碩士 === 中原大學 === 生物科技研究所 === 102 === Breast cancer is still the most prevalent and deadly cancer in women worldwide. The death reason of recurrent breast cancer is due to distant metastasis even after treatment. After many years of extensive studies, the mechanism and biology of breast cancer tumor formation and metastasis is still poorly understood. METCAM/MUC18, an Ig-like cell adhesion molecule, plays an important role in promoting angiogenesis, tumorigenesis and metastasis in several epithelial tumors. Over-expression of METCAM/MUC18, an Ig-like cell adhesion molecule, promotes tumorigenesis and progression of human breast cancer cells. We also observed an intriguing phenomenon that a high-expressing SK-BR-3 clone manifested a transient tumor suppression effect in vivo, but not another clone.
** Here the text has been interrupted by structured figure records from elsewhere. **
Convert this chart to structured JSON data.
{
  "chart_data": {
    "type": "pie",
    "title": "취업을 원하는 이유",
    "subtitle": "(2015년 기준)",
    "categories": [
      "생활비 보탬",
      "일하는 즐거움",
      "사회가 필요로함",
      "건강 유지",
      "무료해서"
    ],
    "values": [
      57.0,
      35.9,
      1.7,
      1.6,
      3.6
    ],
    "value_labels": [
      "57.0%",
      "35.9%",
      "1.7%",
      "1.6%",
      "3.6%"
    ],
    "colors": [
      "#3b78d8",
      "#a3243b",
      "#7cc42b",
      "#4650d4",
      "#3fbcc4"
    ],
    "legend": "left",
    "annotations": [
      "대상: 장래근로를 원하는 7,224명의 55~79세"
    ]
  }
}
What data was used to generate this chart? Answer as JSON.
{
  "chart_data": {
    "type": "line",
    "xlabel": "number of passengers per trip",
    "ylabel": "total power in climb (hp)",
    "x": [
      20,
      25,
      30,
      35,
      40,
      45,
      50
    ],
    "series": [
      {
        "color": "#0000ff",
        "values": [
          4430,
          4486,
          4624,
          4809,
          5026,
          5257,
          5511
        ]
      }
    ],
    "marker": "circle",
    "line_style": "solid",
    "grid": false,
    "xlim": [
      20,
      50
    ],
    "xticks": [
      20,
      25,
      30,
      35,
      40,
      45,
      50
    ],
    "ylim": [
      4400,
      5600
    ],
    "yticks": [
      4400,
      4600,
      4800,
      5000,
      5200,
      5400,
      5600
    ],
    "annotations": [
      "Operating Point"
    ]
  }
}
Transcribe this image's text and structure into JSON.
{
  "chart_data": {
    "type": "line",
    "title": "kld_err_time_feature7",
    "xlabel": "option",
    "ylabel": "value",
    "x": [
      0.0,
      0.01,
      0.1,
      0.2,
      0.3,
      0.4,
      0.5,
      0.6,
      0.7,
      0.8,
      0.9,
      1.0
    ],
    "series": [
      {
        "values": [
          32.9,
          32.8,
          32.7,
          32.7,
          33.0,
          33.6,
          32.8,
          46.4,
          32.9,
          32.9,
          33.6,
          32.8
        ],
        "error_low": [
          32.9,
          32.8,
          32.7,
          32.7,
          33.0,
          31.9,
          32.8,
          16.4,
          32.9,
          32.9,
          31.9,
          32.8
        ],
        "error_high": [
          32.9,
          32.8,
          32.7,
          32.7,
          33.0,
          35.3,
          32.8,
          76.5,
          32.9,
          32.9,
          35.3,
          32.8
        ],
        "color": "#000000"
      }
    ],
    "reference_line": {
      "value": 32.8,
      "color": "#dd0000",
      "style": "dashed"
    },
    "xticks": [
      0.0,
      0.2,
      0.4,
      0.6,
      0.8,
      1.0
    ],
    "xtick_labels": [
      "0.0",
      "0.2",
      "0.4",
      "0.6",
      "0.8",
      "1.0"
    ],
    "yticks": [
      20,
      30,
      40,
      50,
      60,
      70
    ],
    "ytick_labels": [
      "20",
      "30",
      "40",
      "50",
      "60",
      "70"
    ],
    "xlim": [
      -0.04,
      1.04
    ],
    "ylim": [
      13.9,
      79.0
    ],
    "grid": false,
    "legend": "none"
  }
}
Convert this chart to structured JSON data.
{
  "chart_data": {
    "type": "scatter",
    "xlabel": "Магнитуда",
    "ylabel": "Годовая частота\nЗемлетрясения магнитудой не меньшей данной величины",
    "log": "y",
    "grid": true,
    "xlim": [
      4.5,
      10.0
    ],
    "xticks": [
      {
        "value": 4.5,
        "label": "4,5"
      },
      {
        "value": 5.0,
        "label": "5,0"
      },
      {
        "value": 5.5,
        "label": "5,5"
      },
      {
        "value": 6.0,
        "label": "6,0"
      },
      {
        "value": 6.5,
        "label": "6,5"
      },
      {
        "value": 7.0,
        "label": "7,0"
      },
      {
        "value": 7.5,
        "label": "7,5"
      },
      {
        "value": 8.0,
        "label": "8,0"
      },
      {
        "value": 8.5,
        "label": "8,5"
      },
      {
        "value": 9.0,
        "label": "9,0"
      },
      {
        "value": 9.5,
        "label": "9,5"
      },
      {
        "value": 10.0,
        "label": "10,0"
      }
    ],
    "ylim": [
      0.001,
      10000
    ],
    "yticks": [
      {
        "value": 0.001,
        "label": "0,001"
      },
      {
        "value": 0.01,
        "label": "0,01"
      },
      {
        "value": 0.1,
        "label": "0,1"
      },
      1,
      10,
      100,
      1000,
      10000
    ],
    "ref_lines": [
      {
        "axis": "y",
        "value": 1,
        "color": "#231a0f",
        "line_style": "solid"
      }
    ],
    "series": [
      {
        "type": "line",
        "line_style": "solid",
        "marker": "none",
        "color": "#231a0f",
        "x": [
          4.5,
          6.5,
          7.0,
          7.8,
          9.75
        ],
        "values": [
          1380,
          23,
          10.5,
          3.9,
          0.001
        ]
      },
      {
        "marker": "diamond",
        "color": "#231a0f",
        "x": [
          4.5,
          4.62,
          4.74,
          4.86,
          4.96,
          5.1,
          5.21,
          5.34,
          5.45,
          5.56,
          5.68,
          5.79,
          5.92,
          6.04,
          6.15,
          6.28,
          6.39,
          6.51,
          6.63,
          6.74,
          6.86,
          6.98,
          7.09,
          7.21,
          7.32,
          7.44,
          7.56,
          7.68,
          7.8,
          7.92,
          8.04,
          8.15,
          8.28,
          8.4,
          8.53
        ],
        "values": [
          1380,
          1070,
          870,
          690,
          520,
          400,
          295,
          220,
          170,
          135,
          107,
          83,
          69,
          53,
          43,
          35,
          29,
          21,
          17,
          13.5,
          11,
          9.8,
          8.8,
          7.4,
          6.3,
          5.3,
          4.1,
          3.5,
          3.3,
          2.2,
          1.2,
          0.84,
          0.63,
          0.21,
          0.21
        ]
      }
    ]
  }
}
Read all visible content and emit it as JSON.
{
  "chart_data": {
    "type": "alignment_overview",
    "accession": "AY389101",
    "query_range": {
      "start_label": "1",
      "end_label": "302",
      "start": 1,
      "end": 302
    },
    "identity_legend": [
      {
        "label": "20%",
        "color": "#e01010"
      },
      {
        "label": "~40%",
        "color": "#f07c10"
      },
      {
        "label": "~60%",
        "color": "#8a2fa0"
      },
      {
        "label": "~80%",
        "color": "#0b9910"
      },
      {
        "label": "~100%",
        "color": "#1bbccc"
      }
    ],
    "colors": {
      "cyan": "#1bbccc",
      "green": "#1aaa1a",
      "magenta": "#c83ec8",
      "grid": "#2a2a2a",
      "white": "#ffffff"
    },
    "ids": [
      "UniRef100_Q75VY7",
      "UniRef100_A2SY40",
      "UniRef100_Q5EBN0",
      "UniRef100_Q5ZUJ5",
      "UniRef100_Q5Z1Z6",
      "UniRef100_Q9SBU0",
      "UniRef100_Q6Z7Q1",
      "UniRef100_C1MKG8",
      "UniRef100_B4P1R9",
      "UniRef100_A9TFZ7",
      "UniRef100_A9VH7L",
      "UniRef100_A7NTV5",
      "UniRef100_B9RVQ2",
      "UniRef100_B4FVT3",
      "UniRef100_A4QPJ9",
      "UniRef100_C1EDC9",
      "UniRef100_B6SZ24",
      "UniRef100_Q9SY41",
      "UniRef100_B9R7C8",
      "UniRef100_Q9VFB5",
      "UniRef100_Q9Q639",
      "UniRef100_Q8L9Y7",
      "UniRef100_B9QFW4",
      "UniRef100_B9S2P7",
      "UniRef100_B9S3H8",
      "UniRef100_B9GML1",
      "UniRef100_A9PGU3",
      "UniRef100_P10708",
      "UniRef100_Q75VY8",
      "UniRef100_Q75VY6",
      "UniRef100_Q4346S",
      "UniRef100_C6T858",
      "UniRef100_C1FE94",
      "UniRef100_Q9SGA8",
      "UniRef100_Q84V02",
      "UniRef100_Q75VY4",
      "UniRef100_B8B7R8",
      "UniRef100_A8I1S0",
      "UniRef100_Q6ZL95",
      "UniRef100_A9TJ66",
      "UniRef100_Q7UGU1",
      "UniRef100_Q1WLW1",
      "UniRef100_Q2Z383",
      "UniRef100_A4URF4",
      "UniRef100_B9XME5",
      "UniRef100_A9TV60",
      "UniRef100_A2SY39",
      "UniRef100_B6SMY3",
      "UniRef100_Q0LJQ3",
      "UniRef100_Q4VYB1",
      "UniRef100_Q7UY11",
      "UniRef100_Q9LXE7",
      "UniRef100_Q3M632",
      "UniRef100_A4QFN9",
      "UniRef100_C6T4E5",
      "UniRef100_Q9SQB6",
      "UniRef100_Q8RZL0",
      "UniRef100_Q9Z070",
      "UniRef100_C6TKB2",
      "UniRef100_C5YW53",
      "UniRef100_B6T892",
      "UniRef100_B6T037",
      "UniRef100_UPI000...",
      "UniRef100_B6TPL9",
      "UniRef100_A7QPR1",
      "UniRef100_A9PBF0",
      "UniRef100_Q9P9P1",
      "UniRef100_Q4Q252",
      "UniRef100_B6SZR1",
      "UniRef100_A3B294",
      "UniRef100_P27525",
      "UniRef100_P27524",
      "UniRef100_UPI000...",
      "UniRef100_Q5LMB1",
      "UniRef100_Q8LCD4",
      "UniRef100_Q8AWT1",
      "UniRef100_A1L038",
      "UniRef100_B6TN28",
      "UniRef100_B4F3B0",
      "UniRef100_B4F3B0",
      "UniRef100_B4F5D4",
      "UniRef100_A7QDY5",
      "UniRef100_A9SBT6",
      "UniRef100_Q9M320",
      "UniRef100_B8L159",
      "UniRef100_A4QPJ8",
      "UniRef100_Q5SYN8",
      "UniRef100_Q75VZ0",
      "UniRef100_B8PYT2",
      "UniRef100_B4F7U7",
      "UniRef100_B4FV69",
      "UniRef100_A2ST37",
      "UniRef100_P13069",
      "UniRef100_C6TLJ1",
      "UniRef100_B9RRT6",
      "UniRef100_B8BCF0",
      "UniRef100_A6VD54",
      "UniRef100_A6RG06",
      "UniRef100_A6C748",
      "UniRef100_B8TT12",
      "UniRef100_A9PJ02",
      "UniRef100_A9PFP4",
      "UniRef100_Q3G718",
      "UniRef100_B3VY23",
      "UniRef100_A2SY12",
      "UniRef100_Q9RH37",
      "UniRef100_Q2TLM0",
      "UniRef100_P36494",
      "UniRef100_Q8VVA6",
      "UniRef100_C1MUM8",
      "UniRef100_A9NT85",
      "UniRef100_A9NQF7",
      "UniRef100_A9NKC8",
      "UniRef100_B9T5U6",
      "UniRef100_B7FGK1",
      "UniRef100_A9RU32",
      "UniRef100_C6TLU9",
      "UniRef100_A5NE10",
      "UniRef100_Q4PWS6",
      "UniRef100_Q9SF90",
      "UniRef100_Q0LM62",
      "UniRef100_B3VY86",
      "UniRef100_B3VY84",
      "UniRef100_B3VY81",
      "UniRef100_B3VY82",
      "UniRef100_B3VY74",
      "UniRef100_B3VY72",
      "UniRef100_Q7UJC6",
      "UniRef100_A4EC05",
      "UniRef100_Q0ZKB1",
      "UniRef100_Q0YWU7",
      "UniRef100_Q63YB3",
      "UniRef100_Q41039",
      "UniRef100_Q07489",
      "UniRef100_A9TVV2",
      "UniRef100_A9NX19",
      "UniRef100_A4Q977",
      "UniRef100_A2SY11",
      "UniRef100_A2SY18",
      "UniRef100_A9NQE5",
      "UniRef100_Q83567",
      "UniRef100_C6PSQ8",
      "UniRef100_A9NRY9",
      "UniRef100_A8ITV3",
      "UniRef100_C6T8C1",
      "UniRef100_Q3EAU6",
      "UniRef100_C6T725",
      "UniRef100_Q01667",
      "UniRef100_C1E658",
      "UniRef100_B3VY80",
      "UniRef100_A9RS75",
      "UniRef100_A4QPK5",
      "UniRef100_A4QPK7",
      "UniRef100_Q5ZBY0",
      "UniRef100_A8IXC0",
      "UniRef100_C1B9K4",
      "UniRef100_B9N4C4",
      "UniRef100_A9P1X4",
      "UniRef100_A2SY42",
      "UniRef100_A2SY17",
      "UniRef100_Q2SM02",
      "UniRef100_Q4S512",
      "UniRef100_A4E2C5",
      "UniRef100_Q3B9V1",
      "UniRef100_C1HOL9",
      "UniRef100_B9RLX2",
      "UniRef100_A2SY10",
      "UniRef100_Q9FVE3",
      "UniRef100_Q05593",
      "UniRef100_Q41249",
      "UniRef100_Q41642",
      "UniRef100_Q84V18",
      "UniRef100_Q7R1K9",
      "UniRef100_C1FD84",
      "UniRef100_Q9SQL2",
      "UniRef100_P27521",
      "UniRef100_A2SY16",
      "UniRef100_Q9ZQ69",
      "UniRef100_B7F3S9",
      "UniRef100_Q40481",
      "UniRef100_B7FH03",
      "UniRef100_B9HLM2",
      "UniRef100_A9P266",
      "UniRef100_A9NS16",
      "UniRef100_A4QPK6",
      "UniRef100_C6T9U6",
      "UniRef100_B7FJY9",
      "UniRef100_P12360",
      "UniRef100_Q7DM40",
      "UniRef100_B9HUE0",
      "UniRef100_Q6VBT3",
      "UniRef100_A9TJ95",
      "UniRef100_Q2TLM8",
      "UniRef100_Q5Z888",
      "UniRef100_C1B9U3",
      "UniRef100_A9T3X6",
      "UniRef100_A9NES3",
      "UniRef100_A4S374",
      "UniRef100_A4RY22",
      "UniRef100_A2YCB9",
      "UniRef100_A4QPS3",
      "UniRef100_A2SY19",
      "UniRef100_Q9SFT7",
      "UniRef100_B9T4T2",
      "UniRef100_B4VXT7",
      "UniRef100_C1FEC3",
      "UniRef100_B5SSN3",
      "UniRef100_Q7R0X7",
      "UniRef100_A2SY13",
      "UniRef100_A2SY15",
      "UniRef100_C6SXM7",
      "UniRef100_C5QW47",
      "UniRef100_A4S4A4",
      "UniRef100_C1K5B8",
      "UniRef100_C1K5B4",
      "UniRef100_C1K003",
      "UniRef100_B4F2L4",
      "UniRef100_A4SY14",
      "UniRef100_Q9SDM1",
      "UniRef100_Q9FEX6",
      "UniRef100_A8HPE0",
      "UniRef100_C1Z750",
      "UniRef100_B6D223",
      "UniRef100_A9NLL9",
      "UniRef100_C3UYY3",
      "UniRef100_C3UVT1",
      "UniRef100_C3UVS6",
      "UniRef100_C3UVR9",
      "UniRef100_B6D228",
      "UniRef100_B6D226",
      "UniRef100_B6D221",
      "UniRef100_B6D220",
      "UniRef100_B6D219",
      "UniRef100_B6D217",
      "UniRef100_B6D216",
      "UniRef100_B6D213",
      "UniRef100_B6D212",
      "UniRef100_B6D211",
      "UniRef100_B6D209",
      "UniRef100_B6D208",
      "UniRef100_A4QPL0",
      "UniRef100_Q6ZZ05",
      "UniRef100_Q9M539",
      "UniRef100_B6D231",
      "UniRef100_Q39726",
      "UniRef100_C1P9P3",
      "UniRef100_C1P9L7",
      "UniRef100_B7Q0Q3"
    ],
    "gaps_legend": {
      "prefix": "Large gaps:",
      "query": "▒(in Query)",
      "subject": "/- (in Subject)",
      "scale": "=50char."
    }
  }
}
The purpose of this study is to understand if this is due to the effect of clonal variation, dosage, or simply an artifact. Several G418-resistant clones of SK-BR-3, expressing different levels of METCAM/MUC18, were obtained for testing effects of METCAM/MUC18 on their in vitro behaviors and in vivo tumorigenesis in female athymic nude mice. Tumor sections were made for histology and immunohistochemistry (IHC) analyses and tumor lysates for Western blot analysis to determine effects of METCAM/MUC18 expression on levels of various downstream effectors. We observed that over-expression of METCAM/MUC18 promoted in vitro motility and invasiveness. The extent of in vitro tumorigenesis of SK-BR-3 cells was directly proportional to the dosage of the protein. Over-expression of METCAM/MUC18 promoted tumorigenesis of SK-BR-3 cells even when one tenth of cell number (0.5 x 106) was injected. Furthermore, the extent of in vivo tumorigenesis of SK-BR-3 cells was directly proportional to the dosage of the protein. Previously observed transient tumor suppression effect from the same clone was no longer observed. Thus we concluded that the transient suppression effect from the clone was not due to clonal variation or dosage effect, but rather due to an artifact created by injecting a high cell number (5 x 106). Downstream effectors, such as phospho-AKT/AKT ratios, VEGF and VEGF-R2, were elevated in the tumors. Thus, METCAM/MUC18 positively promotes tumorigenesis of SK-BR-3 cells via similar mechanism by increasing proliferation via augmenting survival pathway and angiogenesis.